When the digital sector reports on pitches, one often hears about unpaid creative services, classic success stories, or expressions of outrage or joy. Criticism is particularly raised about the fact that the pitch costs are often borne by the agencies and that their valuable input will even be used if they lose the pitch. Which is true.
But what does it mean for a digital agency like Ray Sono – which has a healthy mix of existing B2B and B2C customers – to hold another pitch for Deutsche Bahn after more than a decade of a framework agreement with DB?
To have to prove in an EU-wide call for tenders that the Deutsche Bahn is still on the right track into the digital future with Ray Sono – not just out of habit?
One of the great challenges in such an especially competitive situation is to develop something new and completely unexpected.
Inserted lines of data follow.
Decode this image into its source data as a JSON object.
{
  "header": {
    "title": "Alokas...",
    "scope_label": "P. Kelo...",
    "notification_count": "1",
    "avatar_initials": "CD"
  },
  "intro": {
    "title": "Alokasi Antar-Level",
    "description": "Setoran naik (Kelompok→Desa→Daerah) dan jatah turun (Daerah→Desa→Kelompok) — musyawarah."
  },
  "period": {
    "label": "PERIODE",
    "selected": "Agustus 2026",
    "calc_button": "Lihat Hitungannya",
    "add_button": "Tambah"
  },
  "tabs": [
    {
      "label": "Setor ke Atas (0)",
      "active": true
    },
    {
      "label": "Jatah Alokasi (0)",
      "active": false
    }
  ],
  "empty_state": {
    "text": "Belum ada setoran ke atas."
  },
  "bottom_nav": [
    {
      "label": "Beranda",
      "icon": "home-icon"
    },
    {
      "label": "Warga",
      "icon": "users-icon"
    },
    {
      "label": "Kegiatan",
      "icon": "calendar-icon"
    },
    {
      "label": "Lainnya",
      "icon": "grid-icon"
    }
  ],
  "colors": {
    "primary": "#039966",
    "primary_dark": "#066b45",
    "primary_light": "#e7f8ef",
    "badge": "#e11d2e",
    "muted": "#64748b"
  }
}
And to once again delight – and in the end, win over – a trusted partner, after many previous years of an intimate relationship.
One success factor here is certainly the mixed composition of the Ray Sono team, which includes UX experts, designers, strategists, rapid prototypers, customer journey consultants and analysts – but above all with the targeted mix of “old DB team experts” and new people with fresh ideas, as well as people who passionately take trains, and those who just as passionately do not.
Another success factor: to have developed and worked out ideas, visions and solutions all the way to the prototype level, which accompany the Deutsche Bahn in an age when taking the train no longer begins at the counter and ends at the destination. Prototypes in which the central touchpoints of a full-scope customer journey include the provider, a mobility service provider, and smart day-to-day assistants – well before and long after the actual train journey.
After all, the rapidly changing expectations of customers to digital change – coupled with the demand for perfectly functioning digital solutions – no longer allow any partner to cling to a common history without ever shifting course.
This can only be achieved with modern product development that is primarily and consistently customer-oriented – both in the exceptional situation of holding a pitch and then in the subsequent everyday work.
During a summer of new heat records in Germany, the cool Ray Sono basement in the Tumblingerstrasse was the scene where fresh mobility concepts, smart strategies, and user-friendly digital solutions were emerging. These didn’t stop at the limits of DB Services as we know them today. Nicolas Escherich, CEO of Ray Sono AG, formulated the challenge as follows:
We joined the call for tenders in order to realise the railway’s claim as a ‘Door-to-Door Mobility Provider’, combined with UX/UI, strategy, research, data, and operations. Together, we will continue to work consistently over the next five years to turn digital trends into a personalised user experience with absolute customer focus.
Nicolas Escherich, Managing Director, Ray SonoNow, as the first snows are falling, Ray Sono won the “monster pitch”, as Horizon titled it. The pitch room is empty, countless sketches and post-its have disappeared from the walls, and the framework agreement has been extended. What remains is a core team of around 15 specialists in Munich and the new Frankfurt office that will accompany Deutsche Bahn into the digital future and continue to put this familiar service to the test again and again.
As if every day involved a bit of pitch.